La donna sarebbe stata travolta in pieno dalla bomba, secondo la Corte, "con l'effetto che il suo corpo sia stato smembrato e frammentato in maniera tale da non rendere più assimilabili i suoi resti, che possono essere andati a finire in contenitori residuali, poi dispersi".
Resti umani sono stati infatti ritrovati nell'ex deposito militare dei Prati di Caprara dall'ingegner Danilo Coppe, incaricato della perizia esplosivistica, a 38 anni di distanza, ricordano i giudici.

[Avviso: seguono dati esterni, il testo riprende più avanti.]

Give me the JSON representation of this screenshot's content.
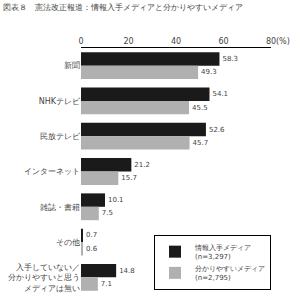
{
  "chart_data": {
    "type": "bar",
    "orientation": "horizontal",
    "title": "図表８　憲法改正報道：情報入手メディアと分かりやすいメディア",
    "xlabel": "(%)",
    "categories": [
      "新聞",
      "NHKテレビ",
      "民放テレビ",
      "インターネット",
      "雑誌・書籍",
      "その他",
      "入手していない／\n分かりやすいと思う\nメディアは無い"
    ],
    "series": [
      {
        "name": "情報入手メディア\n(n=3,297)",
        "color": "#1a1a1a",
        "values": [
          58.3,
          54.1,
          52.6,
          21.2,
          10.1,
          0.7,
          14.8
        ]
      },
      {
        "name": "分かりやすいメディア\n(n=2,795)",
        "color": "#b0b0b0",
        "values": [
          49.3,
          45.5,
          45.7,
          15.7,
          7.5,
          0.6,
          7.1
        ]
      }
    ],
    "xlim": [
      0,
      80
    ],
    "xticks": [
      0,
      20,
      40,
      60,
      80
    ],
    "data_labels": true,
    "grid": false,
    "legend": "lower right"
  }
}
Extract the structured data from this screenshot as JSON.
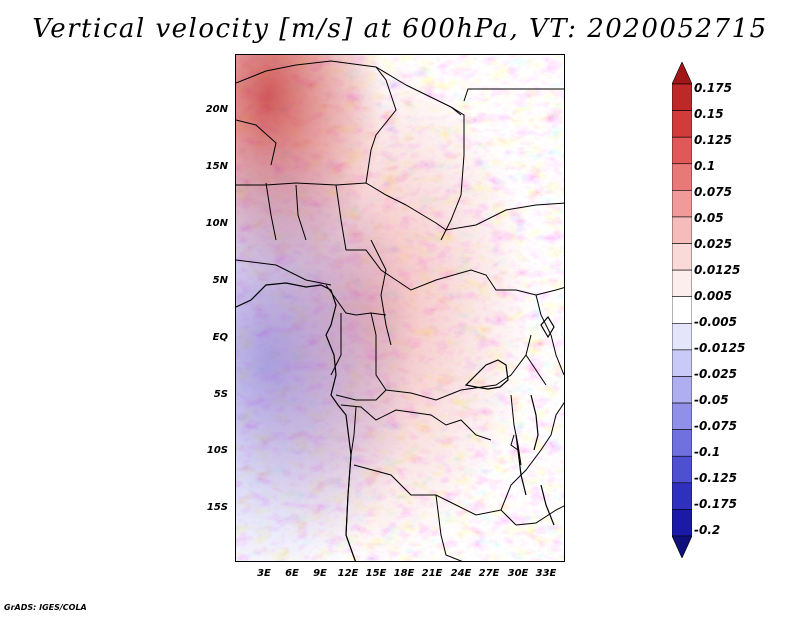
{
  "title": "Vertical velocity [m/s] at 600hPa, VT: 2020052715",
  "credit": "GrADS: IGES/COLA",
  "lat_labels": [
    "20N",
    "15N",
    "10N",
    "5N",
    "EQ",
    "5S",
    "10S",
    "15S"
  ],
  "lon_labels": [
    "3E",
    "6E",
    "9E",
    "12E",
    "15E",
    "18E",
    "21E",
    "24E",
    "27E",
    "30E",
    "33E"
  ],
  "colorbar": {
    "labels": [
      "0.175",
      "0.15",
      "0.125",
      "0.1",
      "0.075",
      "0.05",
      "0.025",
      "0.0125",
      "0.005",
      "-0.005",
      "-0.0125",
      "-0.025",
      "-0.05",
      "-0.075",
      "-0.1",
      "-0.125",
      "-0.175",
      "-0.2"
    ],
    "colors": [
      "#a11616",
      "#bd2828",
      "#d23b3b",
      "#e05858",
      "#e87979",
      "#f09a9a",
      "#f6bcbc",
      "#fad9d9",
      "#fdeeee",
      "#ffffff",
      "#e4e4fb",
      "#cacaf6",
      "#aeaef0",
      "#9090e8",
      "#7070de",
      "#4f4fd2",
      "#3030bf",
      "#1a1aa6",
      "#10107d"
    ]
  },
  "chart_data": {
    "type": "heatmap",
    "title": "Vertical velocity [m/s] at 600hPa, VT: 2020052715",
    "variable": "Vertical velocity",
    "units": "m/s",
    "level": "600hPa",
    "valid_time": "2020052715",
    "x_ticks": [
      "3E",
      "6E",
      "9E",
      "12E",
      "15E",
      "18E",
      "21E",
      "24E",
      "27E",
      "30E",
      "33E"
    ],
    "y_ticks": [
      "20N",
      "15N",
      "10N",
      "5N",
      "EQ",
      "5S",
      "10S",
      "15S"
    ],
    "lon_range": [
      0,
      35
    ],
    "lat_range": [
      -20,
      25
    ],
    "color_levels": [
      -0.2,
      -0.175,
      -0.125,
      -0.1,
      -0.075,
      -0.05,
      -0.025,
      -0.0125,
      -0.005,
      0.005,
      0.0125,
      0.025,
      0.05,
      0.075,
      0.1,
      0.125,
      0.15,
      0.175
    ]
  }
}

La difesa di Gilberto Cavallini ha poi ipotizzato che i resti della Fresu siano stati a suo tempo sostituiti con quelli di un'altra persona che si voleva non fosse identificata. Ma per i giudici appare come incontenstabile "un'altra considerazione: nessuno poteva avere interesse a far sparire il cadavere di un'innocua e anonima viaggiatrice". Bisognerebbe quindi "inventarsi che l'immaginario inquinatore abbia fatto sparire oltre al cadavere della Fresu - prosegue la Corte - portato via per sbaglio, anche uno o altri cadaveri". In questo caso però ci si troverebbe di fronte ad una "inverosomiglianza di un depistaggio immediato e contestuale ad un evento non programmato, e la impossibilità di identificare resti sparsi nello scenario di totale congerie del dopo-bomba". In conclusione, per la Corte, "non ci fu alcuna 86/a, 87/a, 88/a vittima".